Cassandra data modelling is a bit of a mine field. You have more directions that could go wrong than ones could not. I found very few people who can model the in it the right way. I am not one of those people either. After re-reading everything that is available about data modelling in Cassandra I still not sure how to cover all use cases.
I once had the displeasure of building a smallish Cassandra cluster that did a 1million insert/s. It was not a fun experience. 0/10 would not recommend again.
My biggest takeaway is that it was incredibly easy to get Cassandra into a bad state (GCs that never finish, oom errors) by just sending it traffic. This was a stark contrast to other systems I’ve worked with where overload results in high latency and backpressure and is generally resolved when the load is withdrawn.
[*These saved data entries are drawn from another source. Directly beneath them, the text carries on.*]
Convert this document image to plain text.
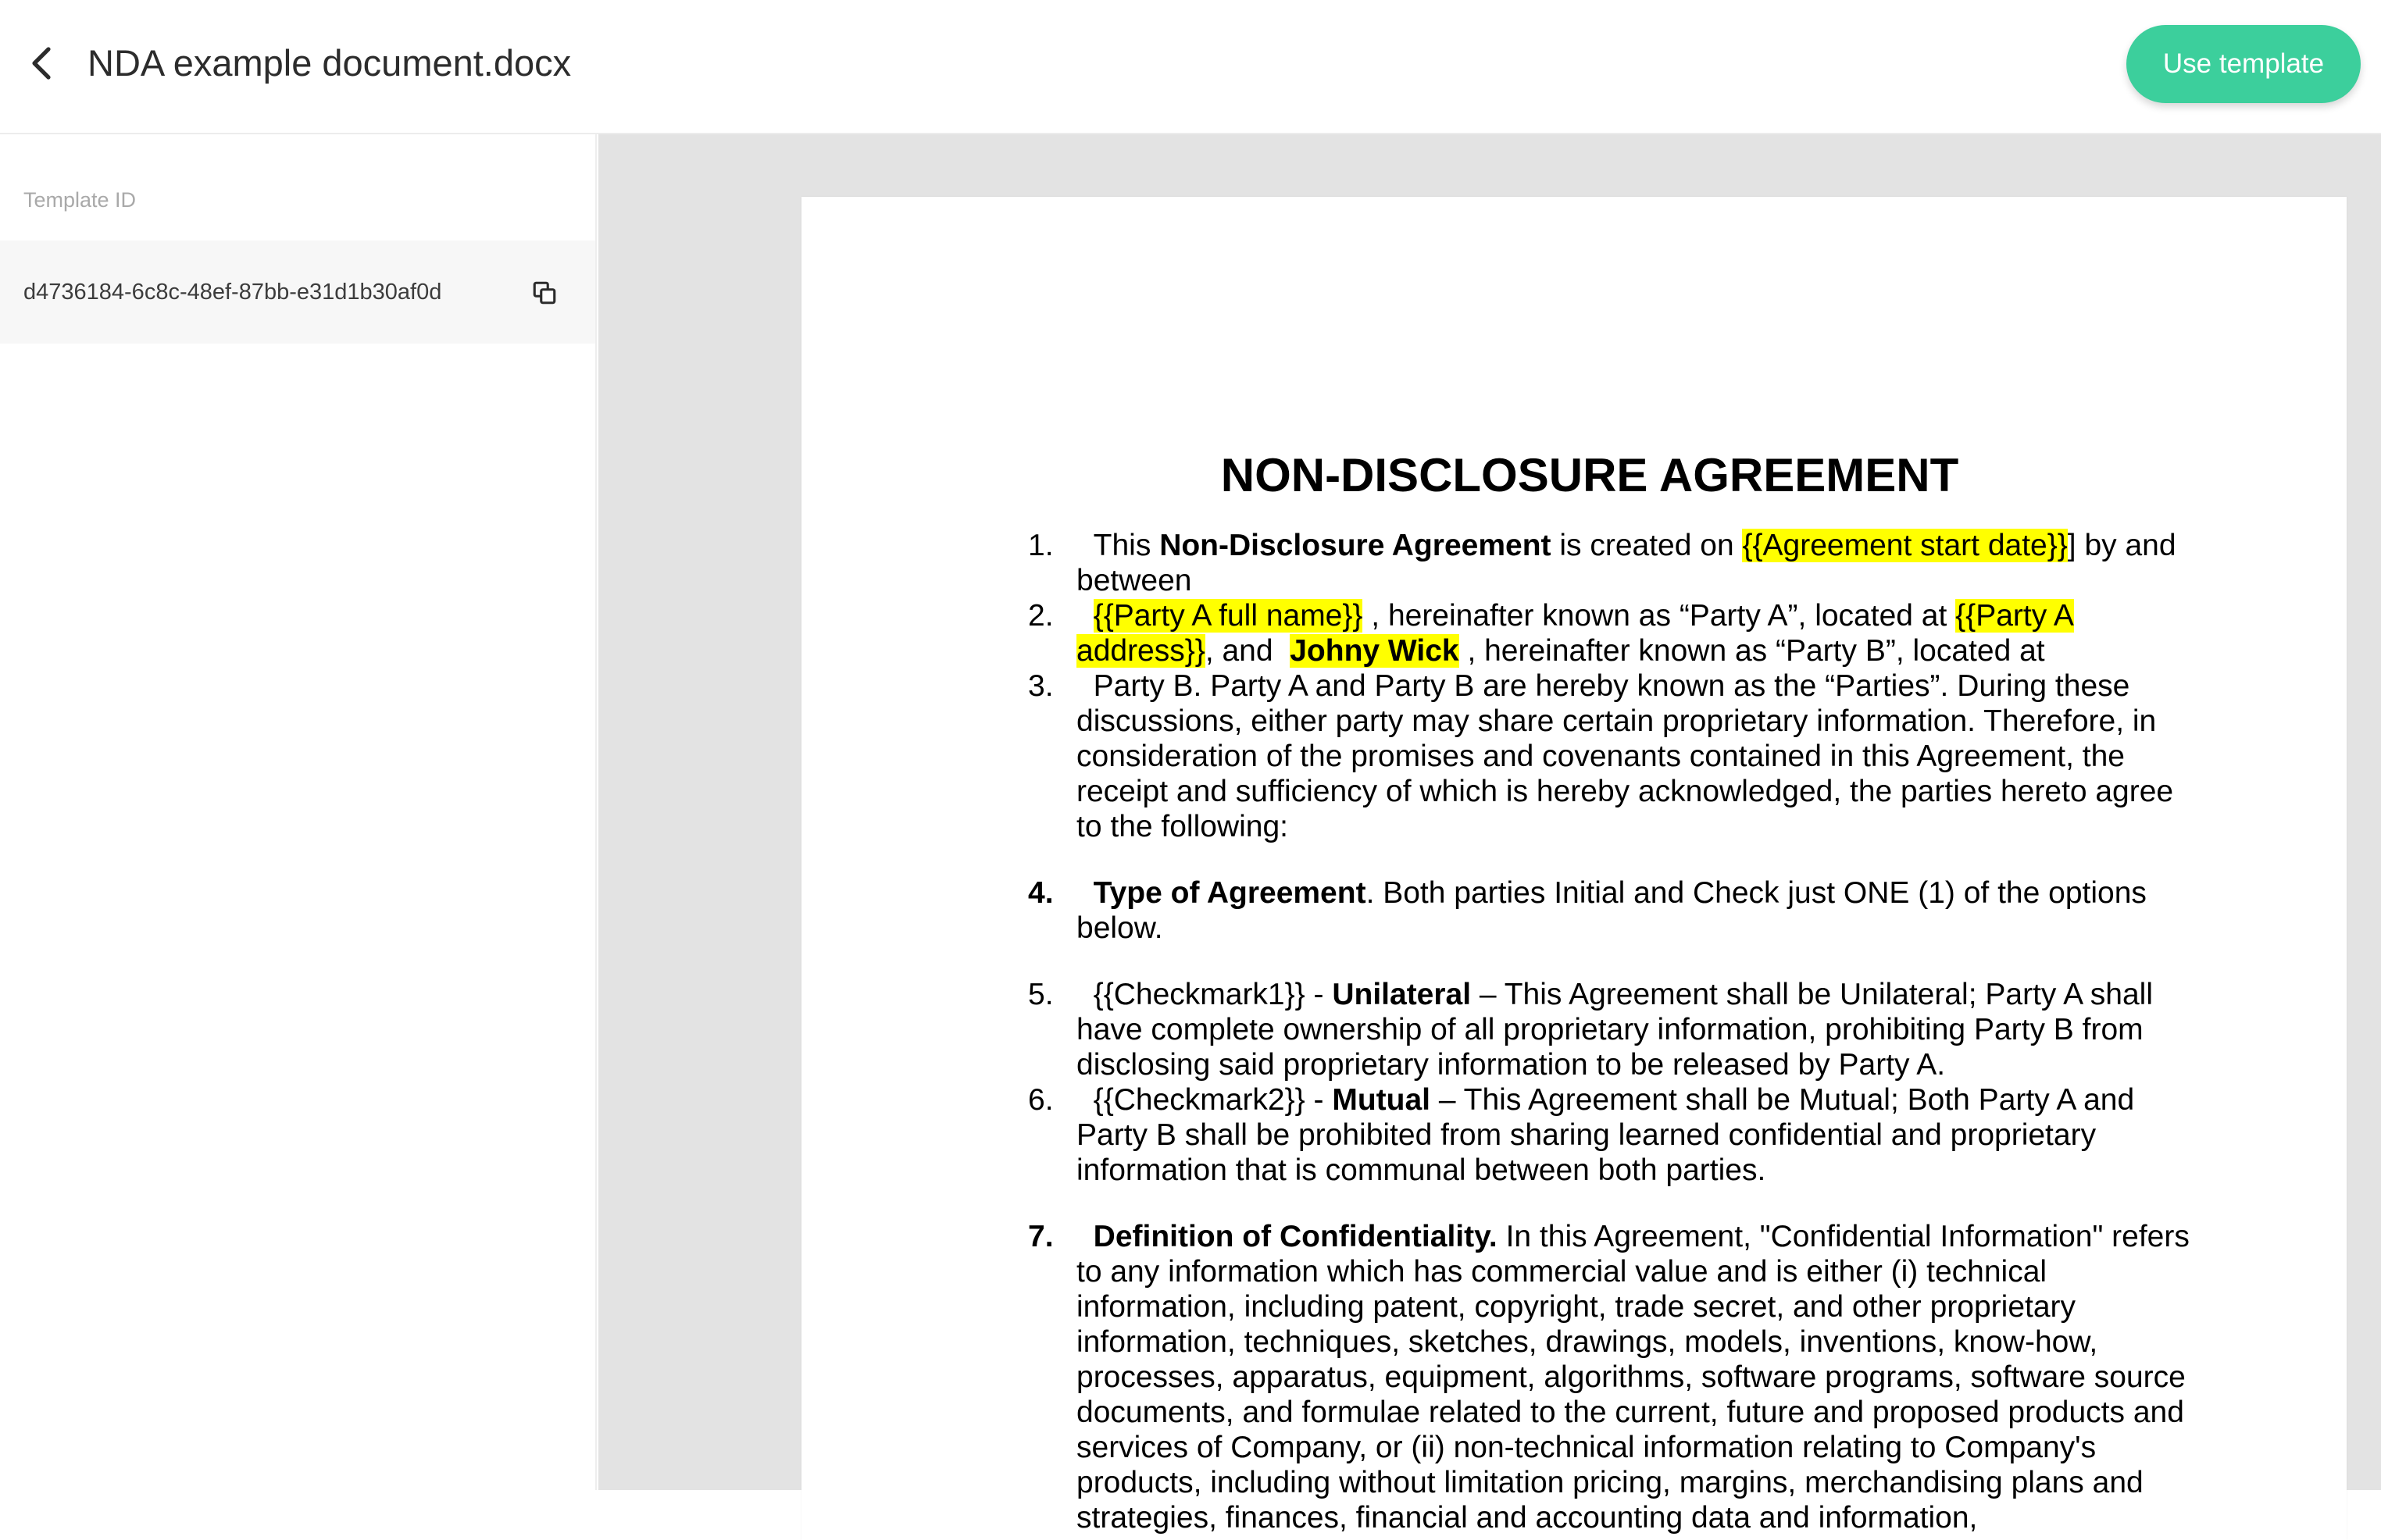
NDA example document.docx	Use template
Template ID
d4736184-6c8c-48ef-87bb-e31d1b30af0d
NON-DISCLOSURE AGREEMENT
1. This Non-Disclosure Agreement is created on {{Agreement start date}}] by and between
2.	{{Party A full name}} , hereinafter known as “Party A”, located at {{Party A address}}, and  Johny Wick , hereinafter known as “Party B”, located at
3. Party B. Party A and Party B are hereby known as the “Parties”. During these discussions, either party may share certain proprietary information. Therefore, in consideration of the promises and covenants contained in this Agreement, the receipt and sufficiency of which is hereby acknowledged, the parties hereto agree to the following:
4.	Type of Agreement. Both parties Initial and Check just ONE (1) of the options below.
5. {{Checkmark1}} - Unilateral – This Agreement shall be Unilateral; Party A shall have complete ownership of all proprietary information, prohibiting Party B from disclosing said proprietary information to be released by Party A.
6. {{Checkmark2}} - Mutual – This Agreement shall be Mutual; Both Party A and Party B shall be prohibited from sharing learned confidential and proprietary information that is communal between both parties.
7.	Definition of Confidentiality. In this Agreement, "Confidential Information" refers to any information which has commercial value and is either (i) technical information, including patent, copyright, trade secret, and other proprietary information, techniques, sketches, drawings, models, inventions, know-how, processes, apparatus, equipment, algorithms, software programs, software source documents, and formulae related to the current, future and proposed products and services of Company, or (ii) non-technical information relating to Company's products, including without limitation pricing, margins, merchandising plans and strategies, finances, financial and accounting data and information,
At that time my recommendation would have been “no really, don’t use Cassandra unless you’re absolutely sure you need it and nothing else will work”. For the love of all that’s holy don’t use it for your account database because “we want to be able to handle the scale some day”. For some companies that needed to do certain types of horizontally scalable writes and didn’t have strong consistency requirements and are willing to spend alot of people-time on the problem, it can be an option.
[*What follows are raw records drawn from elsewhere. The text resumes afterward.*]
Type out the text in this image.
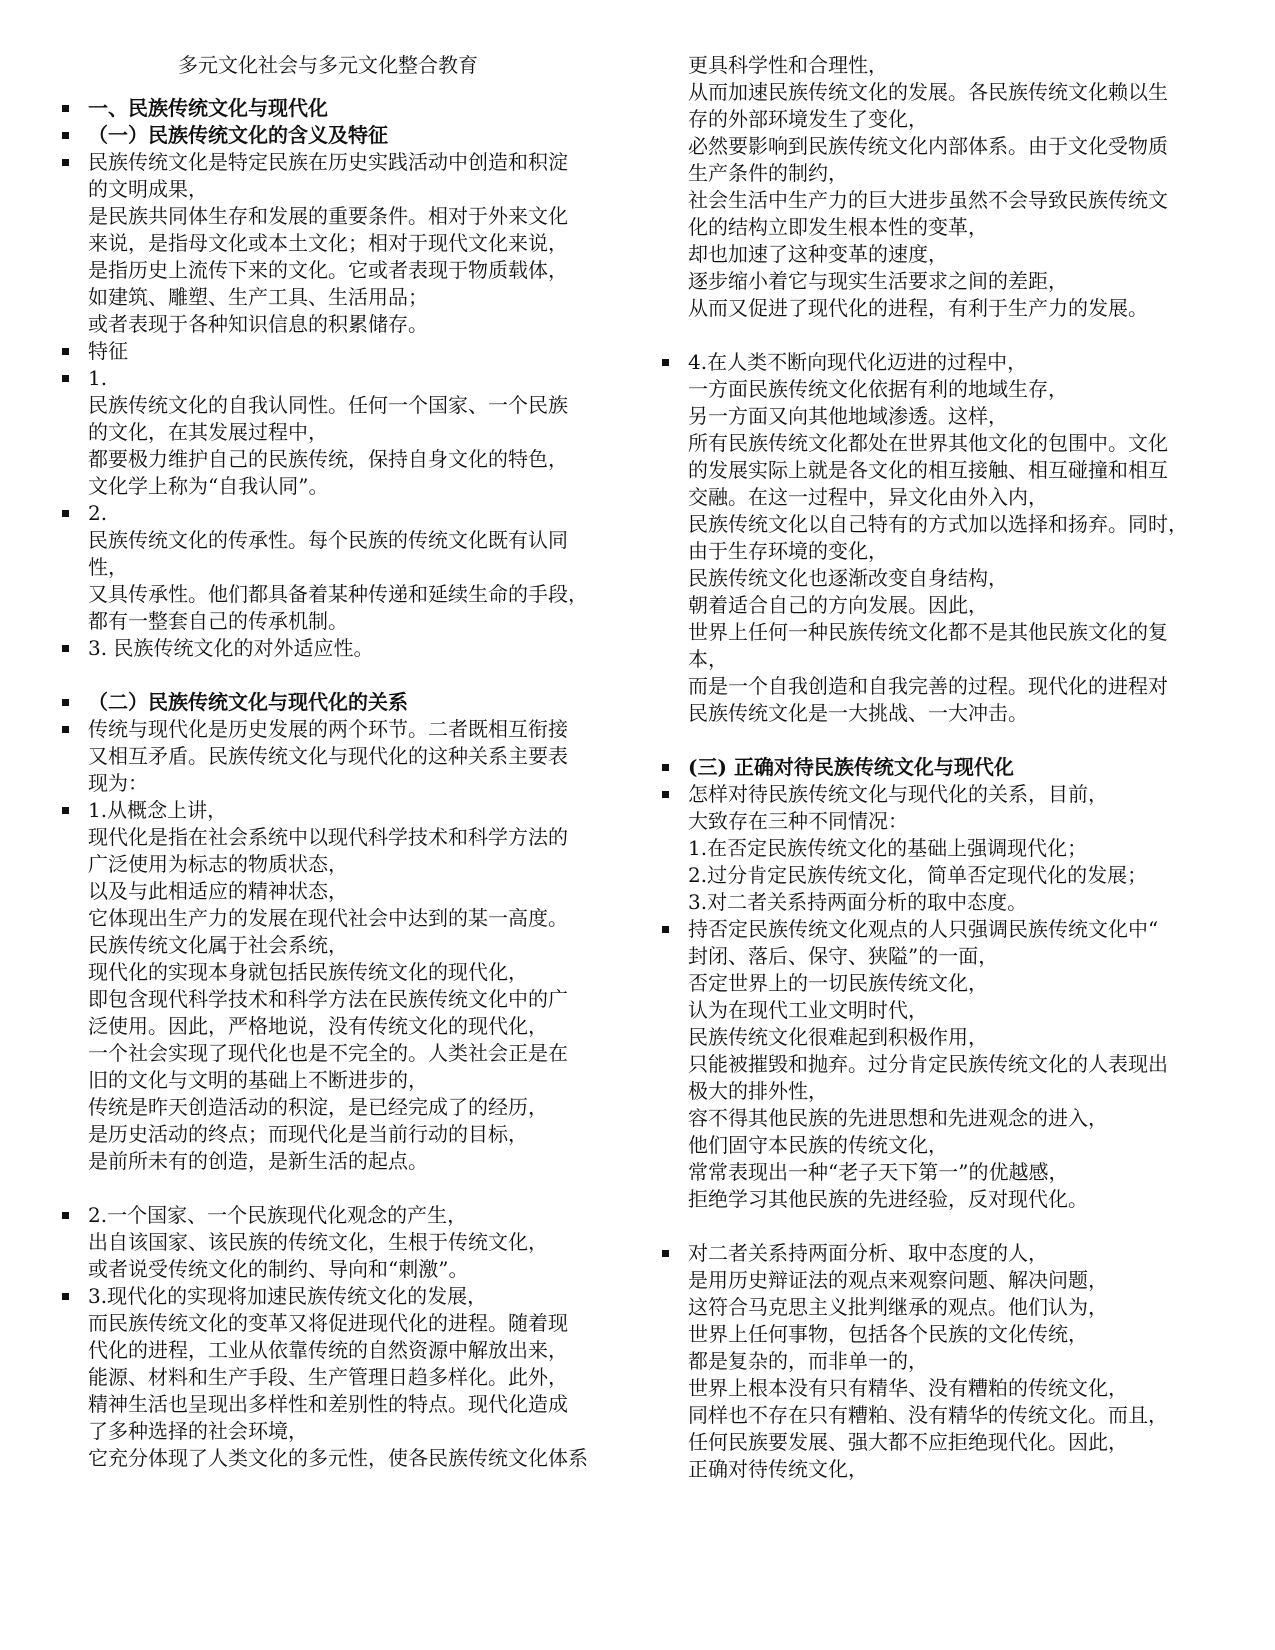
多元文化社会与多元文化整合教育
一、民族传统文化与现代化
（一）民族传统文化的含义及特征
民族传统文化是特定民族在历史实践活动中创造和积淀
的文明成果，
是民族共同体生存和发展的重要条件。相对于外来文化
来说，是指母文化或本土文化；相对于现代文化来说，
是指历史上流传下来的文化。它或者表现于物质载体，
如建筑、雕塑、生产工具、生活用品；
或者表现于各种知识信息的积累储存。
特征
1.
民族传统文化的自我认同性。任何一个国家、一个民族
的文化，在其发展过程中，
都要极力维护自己的民族传统，保持自身文化的特色，
文化学上称为“自我认同”。
2.
民族传统文化的传承性。每个民族的传统文化既有认同
性，
又具传承性。他们都具备着某种传递和延续生命的手段，
都有一整套自己的传承机制。
3. 民族传统文化的对外适应性。
（二）民族传统文化与现代化的关系
传统与现代化是历史发展的两个环节。二者既相互衔接
又相互矛盾。民族传统文化与现代化的这种关系主要表
现为：
1.从概念上讲，
现代化是指在社会系统中以现代科学技术和科学方法的
广泛使用为标志的物质状态，
以及与此相适应的精神状态，
它体现出生产力的发展在现代社会中达到的某一高度。
民族传统文化属于社会系统，
现代化的实现本身就包括民族传统文化的现代化，
即包含现代科学技术和科学方法在民族传统文化中的广
泛使用。因此，严格地说，没有传统文化的现代化，
一个社会实现了现代化也是不完全的。人类社会正是在
旧的文化与文明的基础上不断进步的，
传统是昨天创造活动的积淀，是已经完成了的经历，
是历史活动的终点；而现代化是当前行动的目标，
是前所未有的创造，是新生活的起点。
2.一个国家、一个民族现代化观念的产生，
出自该国家、该民族的传统文化，生根于传统文化，
或者说受传统文化的制约、导向和“刺激”。
3.现代化的实现将加速民族传统文化的发展，
而民族传统文化的变革又将促进现代化的进程。随着现
代化的进程，工业从依靠传统的自然资源中解放出来，
能源、材料和生产手段、生产管理日趋多样化。此外，
精神生活也呈现出多样性和差别性的特点。现代化造成
了多种选择的社会环境，
它充分体现了人类文化的多元性，使各民族传统文化体系
更具科学性和合理性，
从而加速民族传统文化的发展。各民族传统文化赖以生
存的外部环境发生了变化，
必然要影响到民族传统文化内部体系。由于文化受物质
生产条件的制约，
社会生活中生产力的巨大进步虽然不会导致民族传统文
化的结构立即发生根本性的变革，
却也加速了这种变革的速度，
逐步缩小着它与现实生活要求之间的差距，
从而又促进了现代化的进程，有利于生产力的发展。
4.在人类不断向现代化迈进的过程中，
一方面民族传统文化依据有利的地域生存，
另一方面又向其他地域渗透。这样，
所有民族传统文化都处在世界其他文化的包围中。文化
的发展实际上就是各文化的相互接触、相互碰撞和相互
交融。在这一过程中，异文化由外入内，
民族传统文化以自己特有的方式加以选择和扬弃。同时，
由于生存环境的变化，
民族传统文化也逐渐改变自身结构，
朝着适合自己的方向发展。因此，
世界上任何一种民族传统文化都不是其他民族文化的复
本，
而是一个自我创造和自我完善的过程。现代化的进程对
民族传统文化是一大挑战、一大冲击。
(三) 正确对待民族传统文化与现代化
怎样对待民族传统文化与现代化的关系，目前，
大致存在三种不同情况：
1.在否定民族传统文化的基础上强调现代化；
2.过分肯定民族传统文化，简单否定现代化的发展；
3.对二者关系持两面分析的取中态度。
持否定民族传统文化观点的人只强调民族传统文化中“
封闭、落后、保守、狭隘”的一面，
否定世界上的一切民族传统文化，
认为在现代工业文明时代，
民族传统文化很难起到积极作用，
只能被摧毁和抛弃。过分肯定民族传统文化的人表现出
极大的排外性，
容不得其他民族的先进思想和先进观念的进入，
他们固守本民族的传统文化，
常常表现出一种“老子天下第一”的优越感，
拒绝学习其他民族的先进经验，反对现代化。
对二者关系持两面分析、取中态度的人，
是用历史辩证法的观点来观察问题、解决问题，
这符合马克思主义批判继承的观点。他们认为，
世界上任何事物，包括各个民族的文化传统，
都是复杂的，而非单一的，
世界上根本没有只有精华、没有糟粕的传统文化，
同样也不存在只有糟粕、没有精华的传统文化。而且，
任何民族要发展、强大都不应拒绝现代化。因此，
正确对待传统文化，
What would I use instead these days? Depends on the use case. Would use clickhouse if I could shoehorn it in. GCP Big Query is great for some types of high latency analytics. Vitess or sharded mysql if I needed something horizontally scalable but relational and transactional. Maybe cloud spanner. I’d use vanilla mysql/postgres if I could.
I got burned by Cassandra Counters, too. Wrote about it in this long blog post about Cassandra data modeling:
(Search “counters” for the relevant section.)
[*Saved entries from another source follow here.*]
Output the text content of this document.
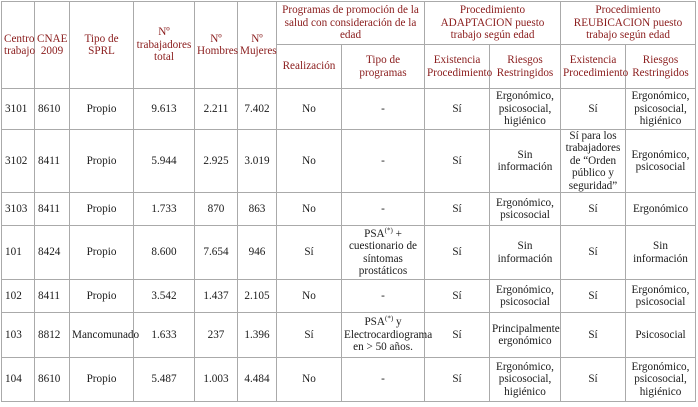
Centro trabajo	CNAE 2009	Tipo de SPRL	Nº trabajadores total	Nº Hombres	Nº Mujeres	Programas de promoción de la salud con consideración de la edad		Procedimiento ADAPTACION puesto trabajo según edad		Procedimiento REUBICACION puesto trabajo según edad	
						Realización	Tipo de programas	Existencia Procedimiento	Riesgos Restringidos	Existencia Procedimiento	Riesgos Restringidos
3101	8610	Propio	9.613	2.211	7.402	No	-	Sí	Ergonómico, psicosocial, higiénico	Sí	Ergonómico, psicosocial, higiénico
3102	8411	Propio	5.944	2.925	3.019	No	-	Sí	Sin información	Sí para los trabajadores de “Orden público y seguridad”	Ergonómico, psicosocial
3103	8411	Propio	1.733	870	863	No	-	Sí	Ergonómico, psicosocial	Sí	Ergonómico
101	8424	Propio	8.600	7.654	946	Sí	PSA(*) + cuestionario de síntomas prostáticos	Sí	Sin información	Sí	Sin información
102	8411	Propio	3.542	1.437	2.105	No	-	Sí	Ergonómico, psicosocial	Sí	Ergonómico, psicosocial
103	8812	Mancomunado	1.633	237	1.396	Sí	PSA(*) y Electrocardiograma en > 50 años.	Sí	Principalmente ergonómico	Sí	Psicosocial
104	8610	Propio	5.487	1.003	4.484	No	-	Sí	Ergonómico, psicosocial, higiénico	Sí	Ergonómico, psicosocial, higiénico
Interesting to me because in a past life (about 5ish years ago) I was working at a web advertising company. The company was in the process of switching from having statistics in MySQL and counting things with queries like SELECT hour, count(*) FROM hits WHERE customerId=? GROUP BY hour, to storing everything in Cassandra instead with counters precomputed for all of the roll-ups (e.g. one counter for each (customerId, hour) pair).
SELECT hour, count(*) FROM hits WHERE customerId=? GROUP BY hour
I say it was in that process because the company died ignomiously, being bought out by a competitor AFAIK for a rather modest sum. I don’t think this was Cassandra’s fault though. ;)
The thing I’d be super interested to know, which this article didn’t get into at all (*), is why the use of counter columns was so much more expensive for them than regular upserts. Never benchmarked it myself but at the time I was told that Cassandra counter increments were cheaper than regular upserts - precisely because of the crappy (non-idempotent, prone to under- or over-counting) semantics.
(* No blame for not digging into the root cause, it’d probably take a bunch of effort.)